УЧИТЕЛЬ В БОРОВСКЕ

Молодой Циолковский готовился к экзаменам с большой тревогой. Разумеется, дело было не в основных предметах, — в этом отношении он чувствовал себя совершенно уверенным: недаром же он неустанно учился в течение пяти лет. Главная трудность заключалась в так называемом «законе божьем» — обязательном предмете, состоявшем из основ библейской и евангельской мифической «истории», катехизиса, описания богослужений и тому подобных религиозных «наук», которыми в царской России забивали головы как учащихся, так и педагогов.

«Мне как самоучке, — вспоминает Циолковский, — пришлось сдавать «полный экзамен». Это значило, что я должен был зубрить катехизис, богослужение... и прочие премудрости, которыми я раньше никогда не интересовался. Тяжко мне было долбить наизусть ектении, порядок богослужения и другие никчемные премудрости»[13].

Константину Эдуардовичу, который и в церковь-то никогда не заглядывал, все это было слишком уж противно, и он попросту опасался скандала на экзамене.

С волнением вошел Циолковский в день экзаменов осенью 1878 года в здание одного из рязанских училищ.

— Что, уже начали экзаменовать? — опасливо спросил он у швейцара.

— Вас только и дожидаются, — ответил тот, насмешливо оглядывая взволнованного посетителя в заплатанной блузе.
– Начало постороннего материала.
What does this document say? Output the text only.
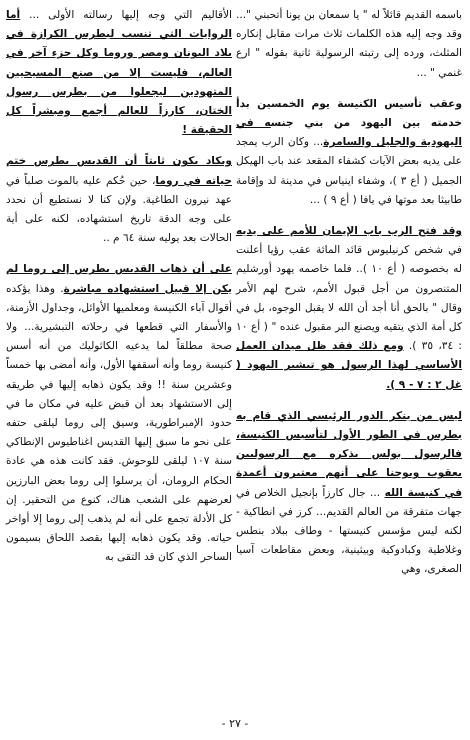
باسمه القديم قائلاً له " يا سمعان بن يونا أتحبني "... وقد وجه إليه هذه الكلمات ثلاث مرات مقابل إنكاره المثلث، ورده إلى رتبته الرسولية ثانية بقوله " ارع غنمي " ...
وعقب تأسيس الكنيسة يوم الخمسين بدأ خدمته بين اليهود من بني جنسه في اليهودية والجليل والسامرة... وكان الرب يمجد على يديه بعض الآيات كشفاء المقعد عند باب الهيكل الجميل ( أع ٣ )، وشفاء اينياس في مدينة لد وإقامة طابيثا بعد موتها في يافا ( أع ٩ ) ...
وقد فتح الرب باب الإيمان للأمم على يديه في شخص كرنيليوس قائد المائة عقب رؤيا أعلنت له بخصوصه ( أع ١٠ ).. فلما خاصمه يهود أورشليم المتنصرون من أجل قبول الأمم، شرح لهم الأمر وقال " بالحق أنا أجد أن الله لا يقبل الوجوه، بل في كل أمة الذي يتقيه ويصنع البر مقبول عنده " ( أع ١٠ : ٣٤، ٣٥ ). ومع ذلك فقد ظل ميدان العمل الأساسي لهذا الرسول هو تبشير اليهود ( غل ٢ : ٧ - ٩ ).
ليس من ينكر الدور الرئيسي الذي قام به بطرس في الطور الأول لتأسيس الكنيسة، فالرسول بولس يذكره مع الرسوليين يعقوب ويوحنا على أنهم معتبرون أعمدة في كنيسة الله ... جال كارزاً بإنجيل الخلاص في جهات متفرقة من العالم القديم... كرز في انطاكية - لكنه ليس مؤسس كنيستها - وطاف ببلاد بنطس وغلاطية وكبادوكية وبيثينية، وبعض مقاطعات آسيا الصغرى، وهي
الأقاليم التي وجه إليها رسالته الأولى ... أما الروايات التي تنسب لبطرس الكرازة في بلاد اليونان ومصر وروما وكل جزء آخر في العالم، فليست إلا من صنع المسيحيين المتهودين ليجعلوا من بطرس رسول الختان، كارزاً للعالم أجمع ومبشراً كل الحقيقة !
وبكاد يكون ثابتاً أن القديس بطرس ختم حياته في روما، حين حُكم عليه بالموت صلباً في عهد نيرون الطاغية. ولإن كنا لا نستطيع أن نحدد على وجه الدقة تاريخ استشهاده، لكنه على أية الحالات بعد يوليه سنة ٦٤ م ..
على أن ذهاب القديس بطرس إلى روما لم يكن إلا قبيل استشهاده مباشرة. وهذا يؤكده أقوال آباء الكنيسة ومعلميها الأوائل، وجداول الأزمنة، والأسفار التي قطعها في رحلاته التبشيرية... ولا صحة مطلقاً لما يدعيه الكاثوليك من أنه أسس كنيسة روما وأنه أسقفها الأول، وأنه أمضى بها خمساً وعشرين سنة !! وقد يكون ذهابه إليها في طريقه إلى الاستشهاد بعد أن قبض عليه في مكان ما في حدود الإمبراطورية، وسيق إلى روما ليلقى حتفه على نحو ما سبق إليها القديس اغناطيوس الإنطاكي سنة ١٠٧ ليلقى للوحوش. فقد كانت هذه هي عادة الحكام الرومان، أن يرسلوا إلى روما بعض البارزين لعرضهم على الشعب هناك، كنوع من التحقير. إن كل الأدلة تجمع على أنه لم يذهب إلى روما إلا أواخر حياته. وقد يكون ذهابه إليها بقصد اللحاق بسيمون الساحر الذي كان قد التقى به
- ٢٧ -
Первым был как раз экзамен по «закону божьему», ибо провалившийся по этому предмету уже не допускался к дальнейшим испытаниям. Циолковский это знал, к тому же его очень смущала глухота. Растерявшись от волнения, он сначала просто ничего не ответил, затем, собравшись с духом, благополучно выдержал грозный экзамен. Остальные предметы сошли гладко, и через несколько дней Циолковский получил право занять должность учителя в одном из уездных училищ министерства народного просвещения.

Особенно радовался отец, полное примирение с которым уже состоялось к тому времени.

Переписка о назначении тянулась долго, несколько месяцев. В ожидании Циолковский вновь возвращается к наброскам по космической навигации и, оформляя свои идеи, сопровождает их первыми подсчетами[14].

В самый разгар зимы 1879 года получилось, наконец, назначение в Боровск. Закутанный в простой дубленый полушубок, Циолковский отправился на санях в дорогу.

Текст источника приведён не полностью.